Many believers hold that by divine decree before humans are born, God determines all that will happen to people, including the length of their life, whether they will be male or female, rich or poor, miserable or happy. All of this is said to exist in God's mind or to be written in a book before it comes to be. Thus it is not uncommon for a believer to say when calamity strikes, "mektoub,"-it is written! It is reasoned that since God knows everything beforehand, he must also determine who will obey him and who will disobey. Many adherents thus believe that even before a person is born, God has already determined whether he is destined for everlasting bliss in Paradise or he will receive everlasting doom.
You may feel that this sounds very much like the doctrine of predestination taught in some churches of Christendom. The foremost Protestant proponent of predestination was the 16th-century French Reformer John Calvin. He defined predestination as "the eternal decree of God, by which he determined what he wanted to do with each man. Not all are created in the same condition, but eternal life is foreordained for some and eternal damnation for others." Calvin also asserted: "God not only foresaw the fall of the first man, and in him the ruin of his posterity; but also at his own pleasure arranged it."

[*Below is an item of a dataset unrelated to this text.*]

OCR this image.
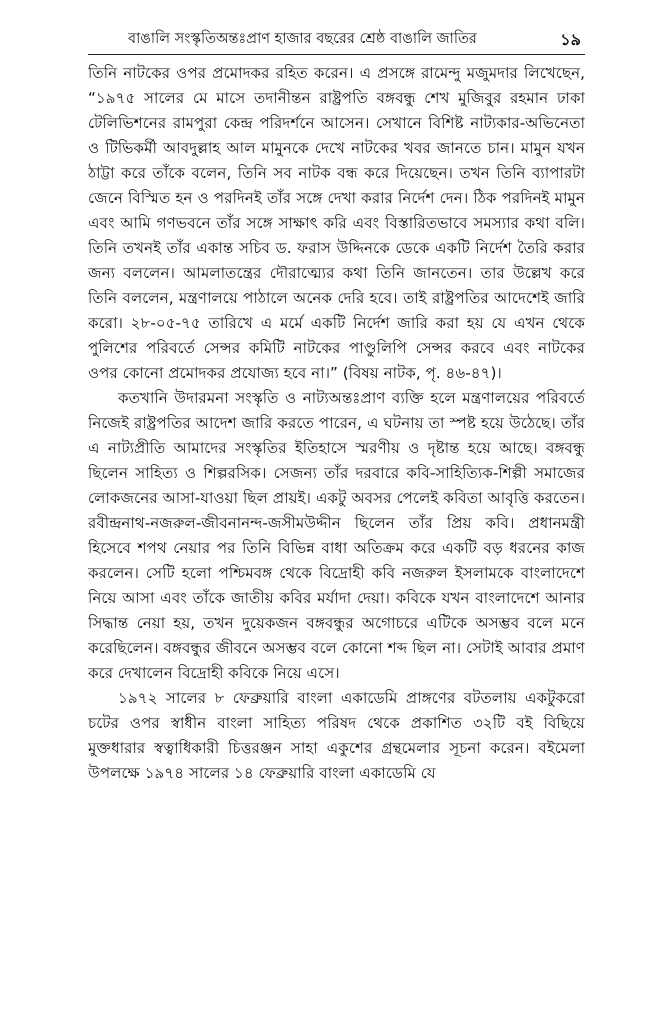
বাঙালি সংস্কৃতিঅন্তঃপ্রাণ হাজার বছরের শ্রেষ্ঠ বাঙালি জাতির	১৯

তিনি নাটকের ওপর প্রমোদকর রহিত করেন। এ প্রসঙ্গে রামেন্দু মজুমদার লিখেছেন, “১৯৭৫ সালের মে মাসে তদানীন্তন রাষ্ট্রপতি বঙ্গবন্ধু শেখ মুজিবুর রহমান ঢাকা টেলিভিশনের রামপুরা কেন্দ্র পরিদর্শনে আসেন। সেখানে বিশিষ্ট নাট্যকার-অভিনেতা ও টিভিকর্মী আবদুল্লাহ আল মামুনকে দেখে নাটকের খবর জানতে চান। মামুন যখন ঠাট্টা করে তাঁকে বলেন, তিনি সব নাটক বন্ধ করে দিয়েছেন। তখন তিনি ব্যাপারটা জেনে বিস্মিত হন ও পরদিনই তাঁর সঙ্গে দেখা করার নির্দেশ দেন। ঠিক পরদিনই মামুন এবং আমি গণভবনে তাঁর সঙ্গে সাক্ষাৎ করি এবং বিস্তারিতভাবে সমস্যার কথা বলি। তিনি তখনই তাঁর একান্ত সচিব ড. ফরাস উদ্দিনকে ডেকে একটি নির্দেশ তৈরি করার জন্য বললেন। আমলাতন্ত্রের দৌরাত্ম্যের কথা তিনি জানতেন। তার উল্লেখ করে তিনি বললেন, মন্ত্রণালয়ে পাঠালে অনেক দেরি হবে। তাই রাষ্ট্রপতির আদেশেই জারি করো। ২৮-০৫-৭৫ তারিখে এ মর্মে একটি নির্দেশ জারি করা হয় যে এখন থেকে পুলিশের পরিবর্তে সেন্সর কমিটি নাটকের পাণ্ডুলিপি সেন্সর করবে এবং নাটকের ওপর কোনো প্রমোদকর প্রযোজ্য হবে না।” (বিষয় নাটক, পৃ. ৪৬-৪৭)।

কতখানি উদারমনা সংস্কৃতি ও নাট্যঅন্তঃপ্রাণ ব্যক্তি হলে মন্ত্রণালয়ের পরিবর্তে নিজেই রাষ্ট্রপতির আদেশ জারি করতে পারেন, এ ঘটনায় তা স্পষ্ট হয়ে উঠেছে। তাঁর এ নাট্যপ্রীতি আমাদের সংস্কৃতির ইতিহাসে স্মরণীয় ও দৃষ্টান্ত হয়ে আছে। বঙ্গবন্ধু ছিলেন সাহিত্য ও শিল্পরসিক। সেজন্য তাঁর দরবারে কবি-সাহিত্যিক-শিল্পী সমাজের লোকজনের আসা-যাওয়া ছিল প্রায়ই। একটু অবসর পেলেই কবিতা আবৃত্তি করতেন। রবীন্দ্রনাথ-নজরুল-জীবনানন্দ-জসীমউদ্দীন ছিলেন তাঁর প্রিয় কবি। প্রধানমন্ত্রী হিসেবে শপথ নেয়ার পর তিনি বিভিন্ন বাধা অতিক্রম করে একটি বড় ধরনের কাজ করলেন। সেটি হলো পশ্চিমবঙ্গ থেকে বিদ্রোহী কবি নজরুল ইসলামকে বাংলাদেশে নিয়ে আসা এবং তাঁকে জাতীয় কবির মর্যাদা দেয়া। কবিকে যখন বাংলাদেশে আনার সিদ্ধান্ত নেয়া হয়, তখন দুয়েকজন বঙ্গবন্ধুর অগোচরে এটিকে অসম্ভব বলে মনে করেছিলেন। বঙ্গবন্ধুর জীবনে অসম্ভব বলে কোনো শব্দ ছিল না। সেটাই আবার প্রমাণ করে দেখালেন বিদ্রোহী কবিকে নিয়ে এসে।

১৯৭২ সালের ৮ ফেব্রুয়ারি বাংলা একাডেমি প্রাঙ্গণের বটতলায় একটুকরো চটের ওপর স্বাধীন বাংলা সাহিত্য পরিষদ থেকে প্রকাশিত ৩২টি বই বিছিয়ে মুক্তধারার স্বত্বাধিকারী চিত্তরঞ্জন সাহা একুশের গ্রন্থমেলার সূচনা করেন। বইমেলা উপলক্ষে ১৯৭৪ সালের ১৪ ফেব্রুয়ারি বাংলা একাডেমি যে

Yet, not all members of religions that teach predestination or fatalism believe it personally. Some rightly point out that the religious writings mention man's free will. In fact, there has been great controversy over human actions, whether they are the consequence of a free human choice or they are predetermined by God. Some, for example, have argued that man must be free to choose and act, since God, who is just, holds man responsible and accountable for his acts. Others have said that God creates the acts of man but that man somehow "acquires" them and becomes responsible for them. Generally speaking, however, many hold that every event, large and small, in our daily lives has been decreed by God.
What do you believe? Has God already determined what your future will be? Do humans truly have free will, the ability to make real choices about their future? To what extent is our destiny contingent upon our own actions?